Thanks! I can confirm with Arrow#main my original use-case works as does the Onda.Samples one. I think the MWE from my original post could serve as a test-case too, although it looks like you added one to the PR already. Let me know if you'd like any others and I can try to make one.

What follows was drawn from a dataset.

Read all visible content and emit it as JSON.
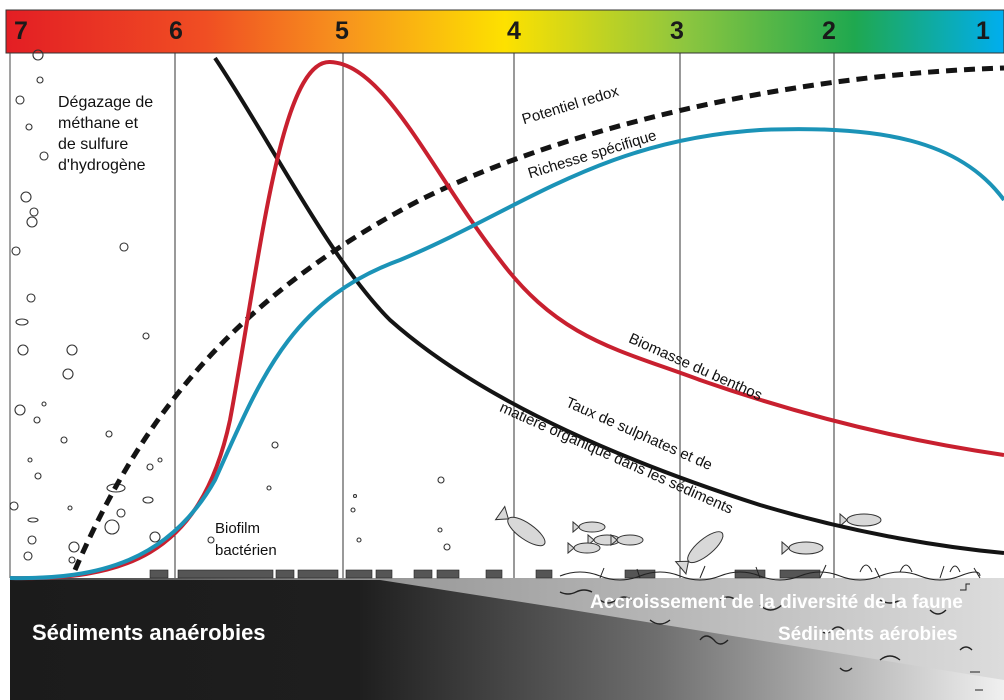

ericphanson commented 3 years ago

I was trying to come up with a MWE for #199 and came across

julia> col = [(; b=1), missing]
2-element Vector{Union{Missing, NamedTuple{(:b,), Tuple{Int64}}}}:
 (b = 1,)
 missing

julia> table = [(;a = col)]
1-element Vector{NamedTuple{(:a,), Tuple{Vector{Union{Missing, NamedTuple{(:b,), Tuple{Int64}}}}}}}:
 (a = [(b = 1,), missing],)

julia> Tables.rowtable(Arrow.Table(Arrow.tobuffer(table)))
ERROR: TypeError: in new, expected Vector{Union{Missing, NamedTuple{(:b,), Tuple{Int64}}}}, got a value of type SubArray{Union{Missing, NamedTuple{(:b,), Tuple{Int64}}}, 1, Arrow.Struct{Union{Missing, NamedTuple{(:b,), Tuple{Int64}}}, Tuple{Arrow.Primitive{Int64, Vector{Int64}}}}, Tuple{UnitRange{Int64}}, true}
Stacktrace:
 [1] macro expansion
   @ ~/.julia/packages/Tables/uYJXY/src/namedtuples.jl:46 [inlined]
 [2] _iterate(rows::Tables.NamedTupleIterator{Tables.Schema{(:a,), Tuple{Vector{Union{Missing, NamedTuple{(:b,), Tuple{Int64}}}}}}, Tables.RowIterator{Tables.CopiedColumns{Arrow.Table}}}, st::Tuple{})
   @ Tables ~/.julia/packages/Tables/uYJXY/src/namedtuples.jl:37
 [3] iterate
   @ ~/.julia/packages/Tables/uYJXY/src/namedtuples.jl:58 [inlined]
 [4] iterate
   @ ~/.julia/packages/Tables/uYJXY/src/namedtuples.jl:57 [inlined]
 [5] copyto!(dest::Vector{NamedTuple{(:a,), Tuple{Vector{Union{Missing, NamedTuple{(:b,), Tuple{Int64}}}}}}}, src::Tables.NamedTupleIterator{Tables.Schema{(:a,), Tuple{Vector{Union{Missing, NamedTuple{(:b,), Tuple{Int64}}}}}}, Tables.RowIterator{Tables.CopiedColumns{Arrow.Table}}})
   @ Base ./abstractarray.jl:843
 [6] _collect
   @ ./array.jl:608 [inlined]
 [7] collect(itr::Tables.NamedTupleIterator{Tables.Schema{(:a,), Tuple{Vector{Union{Missing, NamedTuple{(:b,), Tuple{Int64}}}}}}, Tables.RowIterator{Tables.CopiedColumns{Arrow.Table}}})
   @ Base ./array.jl:602
 [8] rowtable(itr::Arrow.Table)
   @ Tables ~/.julia/packages/Tables/uYJXY/src/namedtuples.jl:99
 [9] top-level scope
   @ REPL[41]:1

Here, I didn't mean to do table = [(; a= col)] and had meant to do just table = (; a = col) (which does work). However, I think the version that errors here should still work?

I thought it kind of looked like this issue again.